Au fil des années, sa clientèle n’a pas changé, même si la pauvreté a pris un autre visage. Il sent que le filet social s’est dissipé. Toute la misère qu’il côtoie ne l’envahit pas démesurément, mais le gratifie. Il ne va jamais travailler à reculons. Presque tous les jours, des gens qu’il ne connaît pas lui ouvrent la porte de leur intimité la plus profonde. Il faut avant tout gagner leur confiance. Me Benmouyal est là pour aider ses clients et faciliter leur passage devant la justice criminelle. « Je fais mon travail parce que ça me passionne. Je le fais parce que des personnes ont besoin d’aide. Je suis là pour leur expliquer ce qui leur arrive et pour m’assurer pour que leurs droits soient respectés et que l’État fasse son travail correctement. Je suis toujours prêt à abattre des murs pour bien représenter mes clients. Je suis souvent leur seul allié et je ne me contente pas de seulement grimacer si leurs droits sont bafoués ou si leur liberté est injustement brimée. C’est bien d’être outré, encore faut-il agir suivant ses convictions et être là pour rétablir l’équilibre. À la fin de la journée, si j’ai l’impression d’avoir fait une différence, je sais que j’ai accompli ma mission. »

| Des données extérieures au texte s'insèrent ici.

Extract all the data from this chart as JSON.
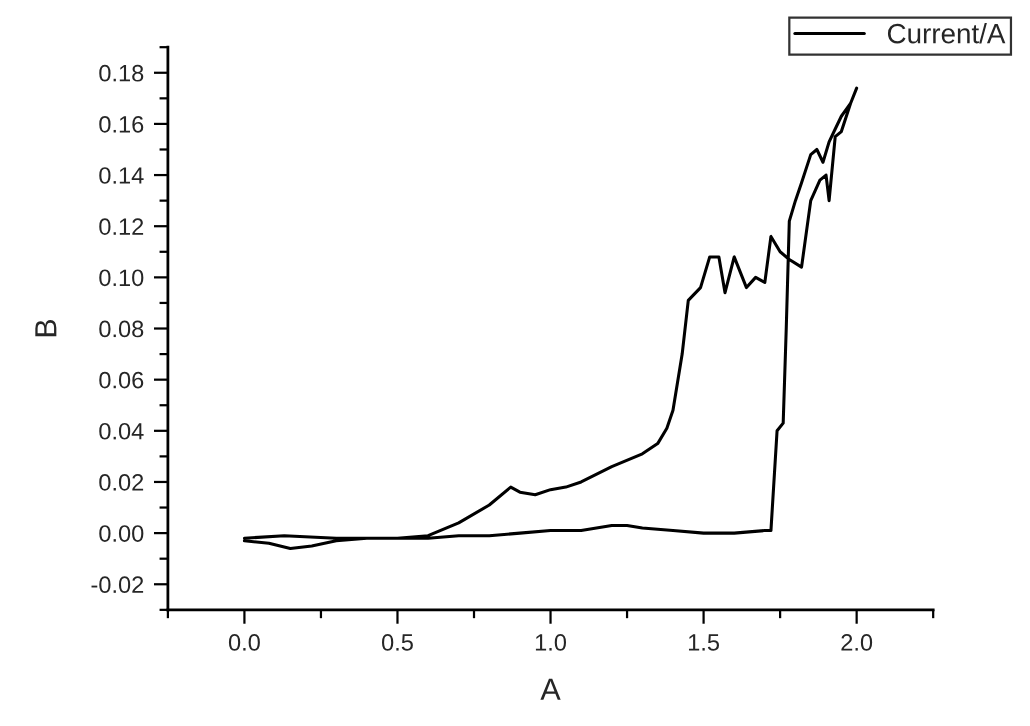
{
  "chart_data": {
    "type": "line",
    "xlabel": "A",
    "ylabel": "B",
    "xlim": [
      -0.25,
      2.25
    ],
    "xticks": [
      {
        "value": 0,
        "label": "0.0"
      },
      0.5,
      {
        "value": 1,
        "label": "1.0"
      },
      1.5,
      {
        "value": 2,
        "label": "2.0"
      }
    ],
    "ylim": [
      -0.03,
      0.19
    ],
    "yticks": [
      -0.02,
      {
        "value": 0,
        "label": "0.00"
      },
      0.02,
      0.04,
      0.06,
      0.08,
      {
        "value": 0.1,
        "label": "0.10"
      },
      0.12,
      0.14,
      0.16,
      0.18
    ],
    "grid": false,
    "legend": "top right",
    "marker": "none",
    "line_style": "solid",
    "series": [
      {
        "name": "Current/A",
        "color": "#000000",
        "x": [
          0,
          0.08,
          0.15,
          0.22,
          0.3,
          0.4,
          0.5,
          0.6,
          0.7,
          0.8,
          0.9,
          1.0,
          1.1,
          1.2,
          1.25,
          1.3,
          1.4,
          1.5,
          1.6,
          1.7,
          1.72,
          1.74,
          1.76,
          1.77,
          1.78,
          1.8,
          1.82,
          1.85,
          1.87,
          1.89,
          1.91,
          1.93,
          1.95,
          1.98,
          2.0,
          1.98,
          1.95,
          1.93,
          1.91,
          1.9,
          1.88,
          1.85,
          1.82,
          1.78,
          1.75,
          1.72,
          1.7,
          1.67,
          1.64,
          1.6,
          1.57,
          1.55,
          1.52,
          1.49,
          1.45,
          1.43,
          1.4,
          1.38,
          1.35,
          1.3,
          1.2,
          1.1,
          1.05,
          1.0,
          0.95,
          0.9,
          0.87,
          0.8,
          0.7,
          0.6,
          0.5,
          0.4,
          0.3,
          0.13,
          0
        ],
        "values": [
          -0.003,
          -0.004,
          -0.006,
          -0.005,
          -0.003,
          -0.002,
          -0.002,
          -0.002,
          -0.001,
          -0.001,
          0,
          0.001,
          0.001,
          0.003,
          0.003,
          0.002,
          0.001,
          0,
          0,
          0.001,
          0.001,
          0.04,
          0.043,
          0.08,
          0.122,
          0.13,
          0.137,
          0.148,
          0.15,
          0.145,
          0.153,
          0.158,
          0.163,
          0.168,
          0.174,
          0.168,
          0.157,
          0.155,
          0.13,
          0.14,
          0.138,
          0.13,
          0.104,
          0.107,
          0.11,
          0.116,
          0.098,
          0.1,
          0.096,
          0.108,
          0.094,
          0.108,
          0.108,
          0.096,
          0.091,
          0.07,
          0.048,
          0.041,
          0.035,
          0.031,
          0.026,
          0.02,
          0.018,
          0.017,
          0.015,
          0.016,
          0.018,
          0.011,
          0.004,
          -0.001,
          -0.002,
          -0.002,
          -0.002,
          -0.001,
          -0.002
        ]
      }
    ]
  }
}
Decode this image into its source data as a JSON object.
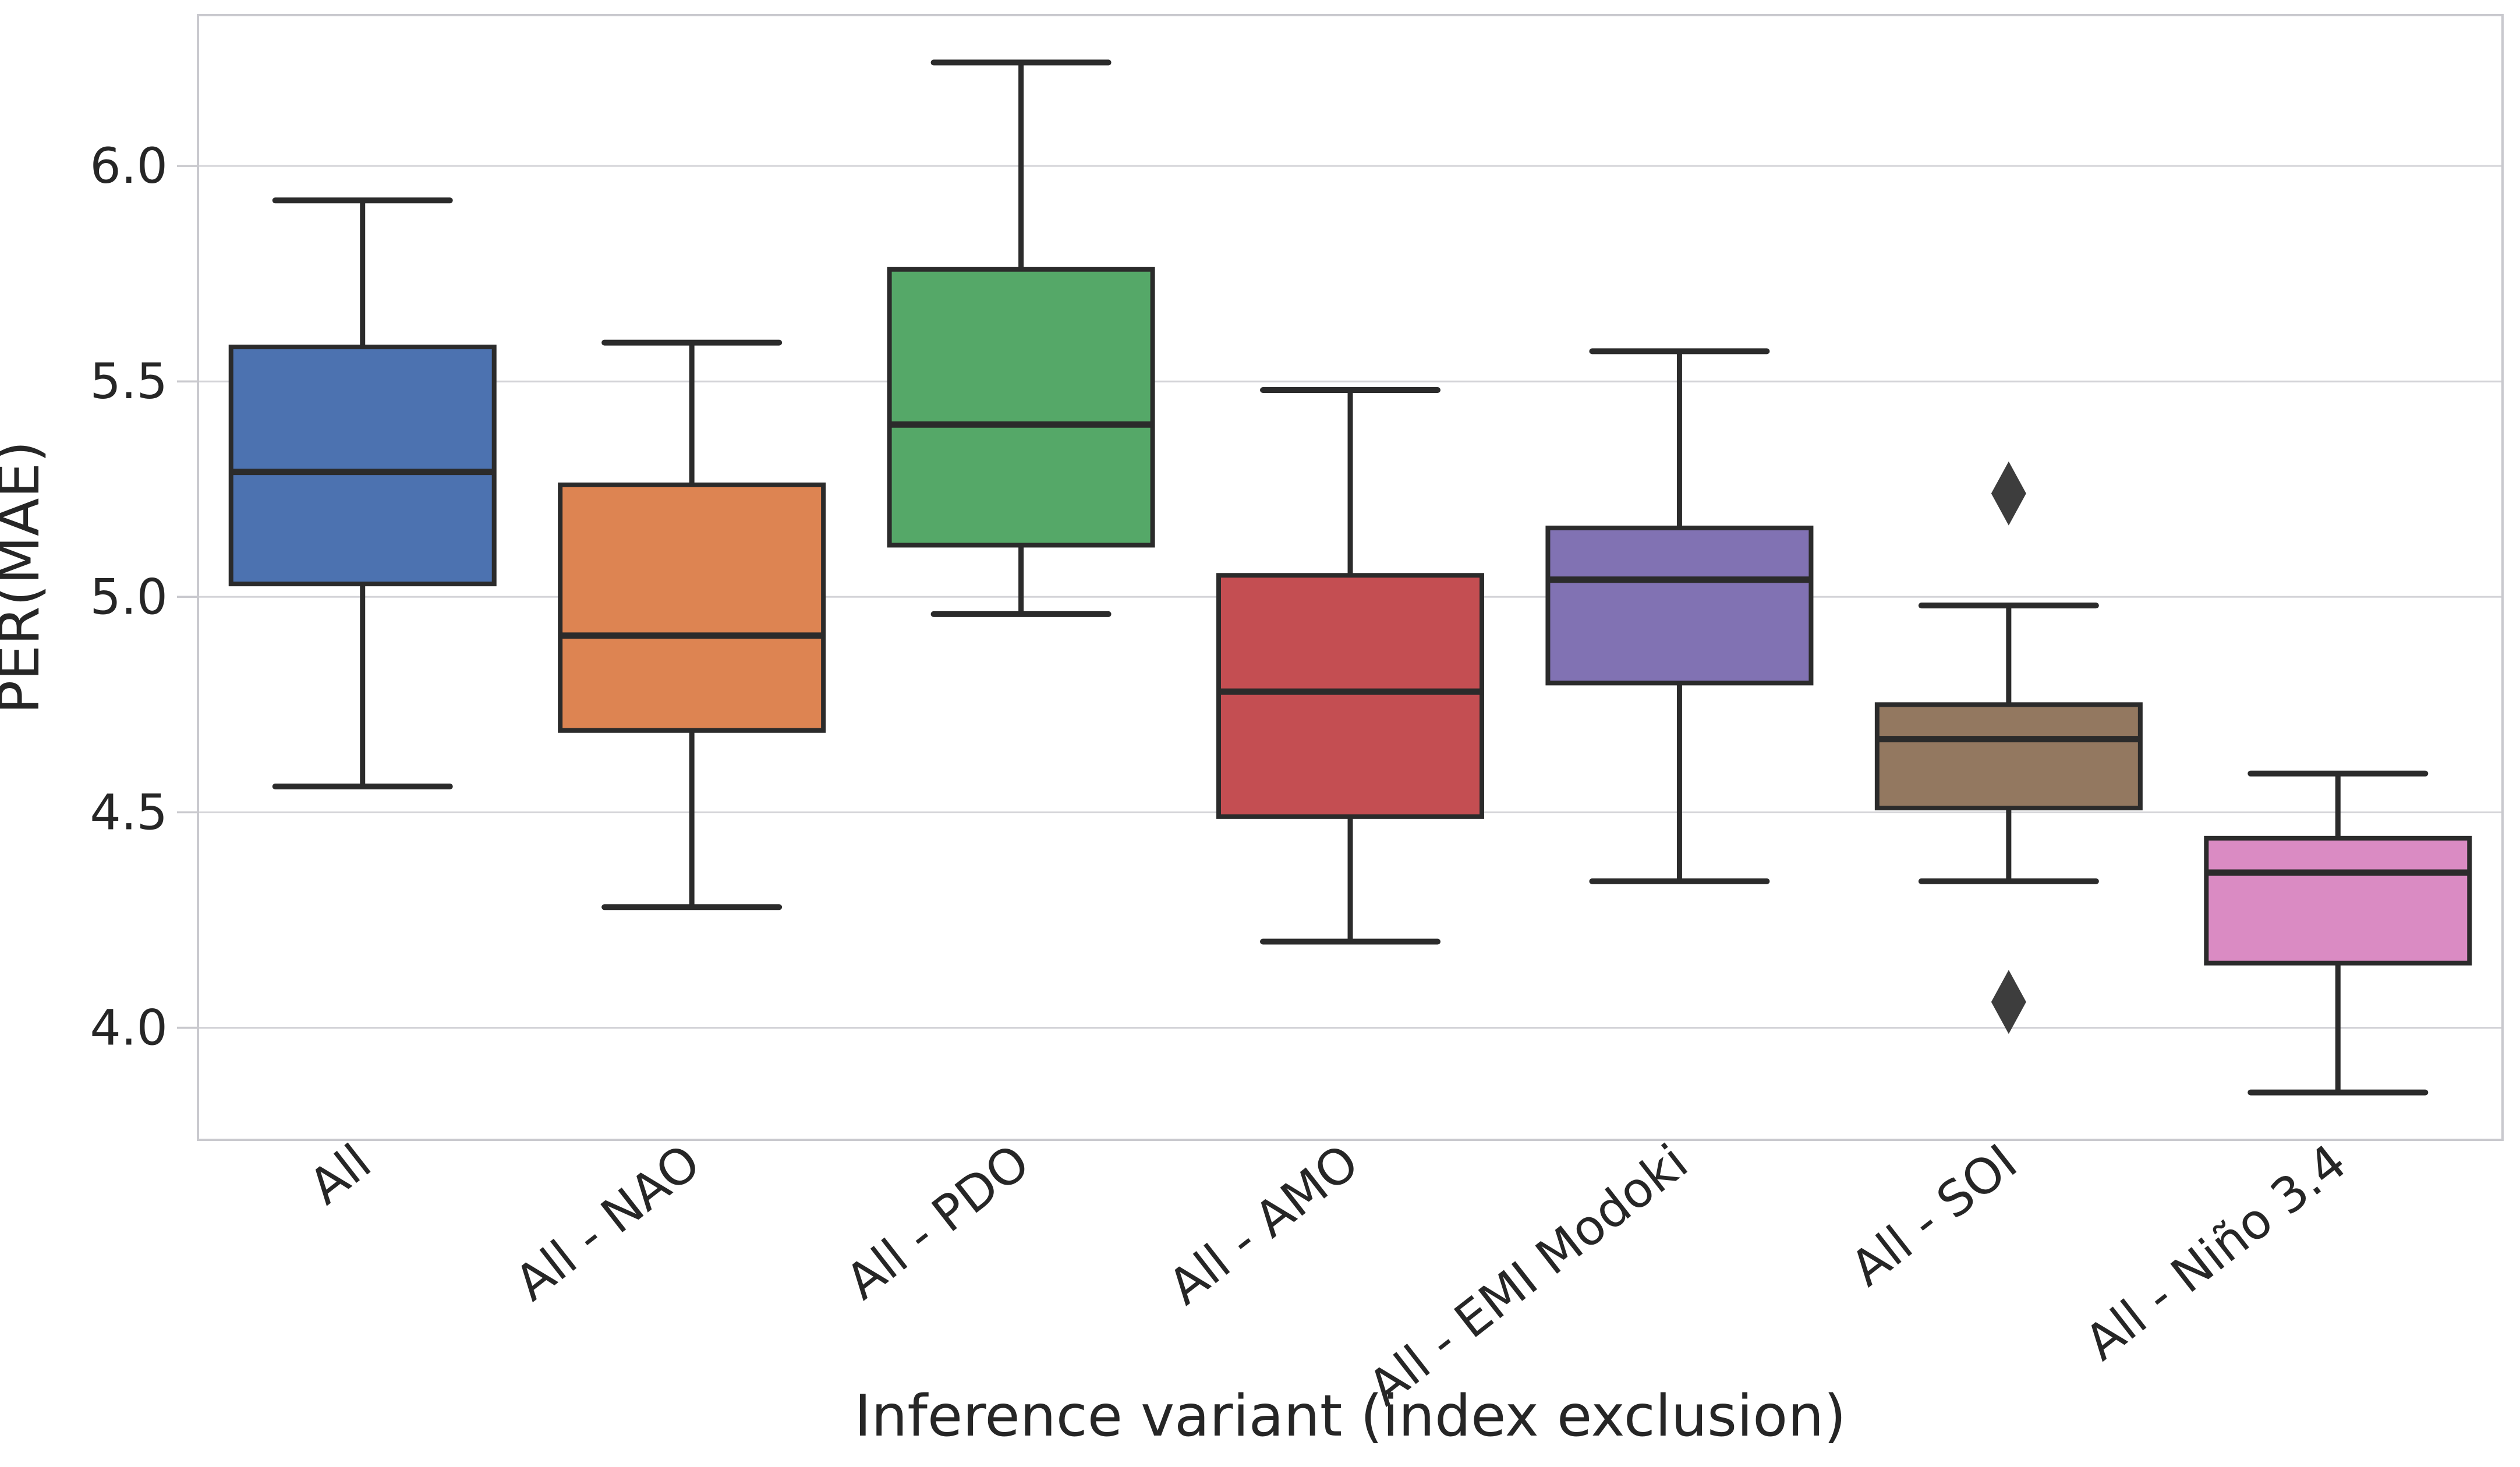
{
  "figure": {
    "background": "#ffffff"
  },
  "style": {
    "spine_color": "#c9c9ce",
    "grid_color": "#d4d4d8",
    "text_color": "#262626",
    "box_line_color": "#2b2b2b",
    "outlier_color": "#3d3d3d",
    "outlier_marker": "diamond"
  },
  "chart_data": {
    "type": "boxplot",
    "title": "",
    "xlabel": "Inference variant (index exclusion)",
    "ylabel": "PER(MAE)",
    "ylim": [
      3.74,
      6.35
    ],
    "yticks": [
      6.0,
      5.5,
      5.0,
      4.5,
      4.0
    ],
    "ytick_labels": [
      "6.0",
      "5.5",
      "5.0",
      "4.5",
      "4.0"
    ],
    "grid": "horizontal",
    "legend": "none",
    "xtick_rotation_deg": -38,
    "categories": [
      "All",
      "All - NAO",
      "All - PDO",
      "All - AMO",
      "All - EMI Modoki",
      "All - SOI",
      "All - Niño 3.4"
    ],
    "series": [
      {
        "label": "All",
        "color": "#4C72B0",
        "whisker_low": 4.56,
        "q1": 5.03,
        "median": 5.29,
        "q3": 5.58,
        "whisker_high": 5.92,
        "outliers": []
      },
      {
        "label": "All - NAO",
        "color": "#DD8452",
        "whisker_low": 4.28,
        "q1": 4.69,
        "median": 4.91,
        "q3": 5.26,
        "whisker_high": 5.59,
        "outliers": []
      },
      {
        "label": "All - PDO",
        "color": "#55A868",
        "whisker_low": 4.96,
        "q1": 5.12,
        "median": 5.4,
        "q3": 5.76,
        "whisker_high": 6.24,
        "outliers": []
      },
      {
        "label": "All - AMO",
        "color": "#C44E52",
        "whisker_low": 4.2,
        "q1": 4.49,
        "median": 4.78,
        "q3": 5.05,
        "whisker_high": 5.48,
        "outliers": []
      },
      {
        "label": "All - EMI Modoki",
        "color": "#8172B3",
        "whisker_low": 4.34,
        "q1": 4.8,
        "median": 5.04,
        "q3": 5.16,
        "whisker_high": 5.57,
        "outliers": []
      },
      {
        "label": "All - SOI",
        "color": "#937860",
        "whisker_low": 4.34,
        "q1": 4.51,
        "median": 4.67,
        "q3": 4.75,
        "whisker_high": 4.98,
        "outliers": [
          5.24,
          4.06
        ]
      },
      {
        "label": "All - Niño 3.4",
        "color": "#DA8BC3",
        "whisker_low": 3.85,
        "q1": 4.15,
        "median": 4.36,
        "q3": 4.44,
        "whisker_high": 4.59,
        "outliers": []
      }
    ]
  }
}
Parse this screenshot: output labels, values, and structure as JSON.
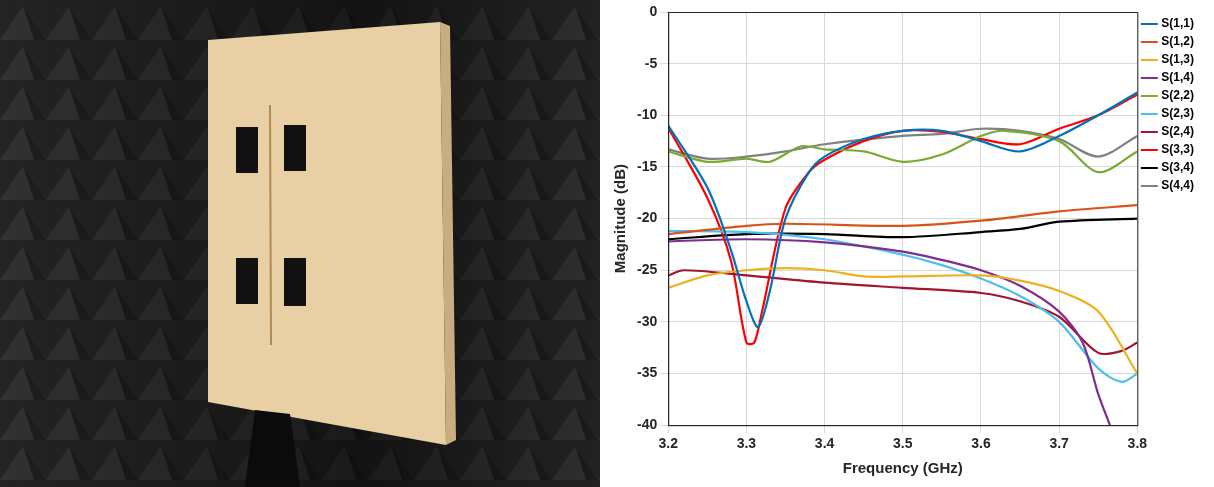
{
  "chart_data": {
    "type": "line",
    "x_label": "Frequency (GHz)",
    "y_label": "Magnitude (dB)",
    "xlim": [
      3.2,
      3.8
    ],
    "xticks": [
      3.2,
      3.3,
      3.4,
      3.5,
      3.6,
      3.7,
      3.8
    ],
    "ylim": [
      -40,
      0
    ],
    "yticks": [
      -40,
      -35,
      -30,
      -25,
      -20,
      -15,
      -10,
      -5,
      0
    ],
    "grid": true,
    "legend": "right",
    "series": [
      {
        "name": "S(1,1)",
        "color": "#0072BD",
        "x": [
          3.2,
          3.25,
          3.28,
          3.3,
          3.315,
          3.33,
          3.35,
          3.38,
          3.4,
          3.45,
          3.5,
          3.55,
          3.6,
          3.65,
          3.7,
          3.75,
          3.8
        ],
        "values": [
          -11,
          -17,
          -23,
          -28,
          -30.5,
          -27,
          -20,
          -15.5,
          -14,
          -12.3,
          -11.5,
          -11.5,
          -12.5,
          -13.5,
          -12,
          -10,
          -7.8
        ]
      },
      {
        "name": "S(1,2)",
        "color": "#D95319",
        "x": [
          3.2,
          3.3,
          3.35,
          3.5,
          3.6,
          3.7,
          3.8
        ],
        "values": [
          -21.5,
          -20.7,
          -20.5,
          -20.7,
          -20.2,
          -19.3,
          -18.7
        ]
      },
      {
        "name": "S(1,3)",
        "color": "#EDB120",
        "x": [
          3.2,
          3.25,
          3.3,
          3.35,
          3.4,
          3.45,
          3.5,
          3.6,
          3.65,
          3.7,
          3.75,
          3.8
        ],
        "values": [
          -26.7,
          -25.5,
          -25,
          -24.8,
          -25,
          -25.6,
          -25.6,
          -25.5,
          -26,
          -27,
          -29,
          -35
        ]
      },
      {
        "name": "S(1,4)",
        "color": "#7E2F8E",
        "x": [
          3.2,
          3.3,
          3.4,
          3.5,
          3.55,
          3.6,
          3.65,
          3.7,
          3.73,
          3.75,
          3.765
        ],
        "values": [
          -22.2,
          -22,
          -22.3,
          -23.2,
          -24,
          -25,
          -26.5,
          -29,
          -32,
          -37,
          -40
        ]
      },
      {
        "name": "S(2,2)",
        "color": "#77AC30",
        "x": [
          3.2,
          3.25,
          3.3,
          3.33,
          3.37,
          3.4,
          3.45,
          3.5,
          3.55,
          3.6,
          3.63,
          3.7,
          3.75,
          3.8
        ],
        "values": [
          -13.5,
          -14.5,
          -14.2,
          -14.5,
          -13,
          -13.3,
          -13.5,
          -14.5,
          -13.8,
          -12,
          -11.5,
          -12.5,
          -15.5,
          -13.5
        ]
      },
      {
        "name": "S(2,3)",
        "color": "#4DBEEE",
        "x": [
          3.2,
          3.3,
          3.4,
          3.5,
          3.55,
          3.6,
          3.65,
          3.7,
          3.75,
          3.78,
          3.8
        ],
        "values": [
          -21.2,
          -21.3,
          -22,
          -23.5,
          -24.5,
          -25.8,
          -27.5,
          -30,
          -34.5,
          -35.8,
          -35
        ]
      },
      {
        "name": "S(2,4)",
        "color": "#A2142F",
        "x": [
          3.2,
          3.22,
          3.3,
          3.4,
          3.5,
          3.6,
          3.65,
          3.7,
          3.75,
          3.78,
          3.8
        ],
        "values": [
          -25.5,
          -25,
          -25.5,
          -26.2,
          -26.7,
          -27.2,
          -28,
          -29.5,
          -33,
          -32.8,
          -32
        ]
      },
      {
        "name": "S(3,3)",
        "color": "#FF0000",
        "x": [
          3.2,
          3.25,
          3.28,
          3.3,
          3.31,
          3.32,
          3.35,
          3.38,
          3.4,
          3.45,
          3.5,
          3.55,
          3.6,
          3.65,
          3.7,
          3.75,
          3.8
        ],
        "values": [
          -11.2,
          -18,
          -24,
          -32,
          -32,
          -29,
          -19,
          -15.5,
          -14.3,
          -12.5,
          -11.5,
          -11.6,
          -12.3,
          -12.8,
          -11.3,
          -10,
          -8
        ]
      },
      {
        "name": "S(3,4)",
        "color": "#000000",
        "x": [
          3.2,
          3.3,
          3.4,
          3.5,
          3.6,
          3.65,
          3.7,
          3.8
        ],
        "values": [
          -22,
          -21.5,
          -21.5,
          -21.8,
          -21.3,
          -21,
          -20.3,
          -20
        ]
      },
      {
        "name": "S(4,4)",
        "color": "#808080",
        "x": [
          3.2,
          3.25,
          3.3,
          3.35,
          3.4,
          3.5,
          3.55,
          3.6,
          3.65,
          3.7,
          3.75,
          3.8
        ],
        "values": [
          -13.3,
          -14.2,
          -14,
          -13.5,
          -12.8,
          -12,
          -11.8,
          -11.3,
          -11.5,
          -12.3,
          -14,
          -12
        ]
      }
    ]
  }
}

Malgré le travail acharné de ses avocats, les gens ont encore des préjugés envers l’aide juridique. Pour Me Benmouyal, il faut éduquer le public et leur parler de l’aide juridique, leur rappeler que la présomption d’innocence existe et que tout être humain y a droit. Pédagogue, il s’implique souvent auprès d’étudiants, leur parle de la justice et vulgarise le travail de l’avocat.

Sur un ton plus léger, Me Benmouyal adore cuisiner, comme on a pu le voir dans un épisode de À ma défense. Ce fier papa de deux adolescentes, qui a déjà travaillé dans un snack bar en banlieue de San Francisco, aime nourrir les gens et les rendre heureux. Autre fait cocasse, il affectionne particulièrement les boutons de manchettes et en possède maintenant près de 300 paires.

Me Benmouyal continuera à humaniser ses clients aux yeux des décideurs et de la société. Pour lui, il faut avant tout se pencher sur l’histoire d’une personne qui se retrouve derrière les numéros d’un dossier criminel. Et pour donner un certain sens à tout ça, il faut selon lui toujours un peu être « constructivement outré. »

Créé en 2024, le Prix d’excellence de la bâtonnière ou du bâtonnier est décerné chaque année à des membres de la section qui se sont démarqués depuis le début de leur carrière par leur travail et leurs engagements envers la protection du public et l’accès à la justice dans le district judiciaire de Montréal.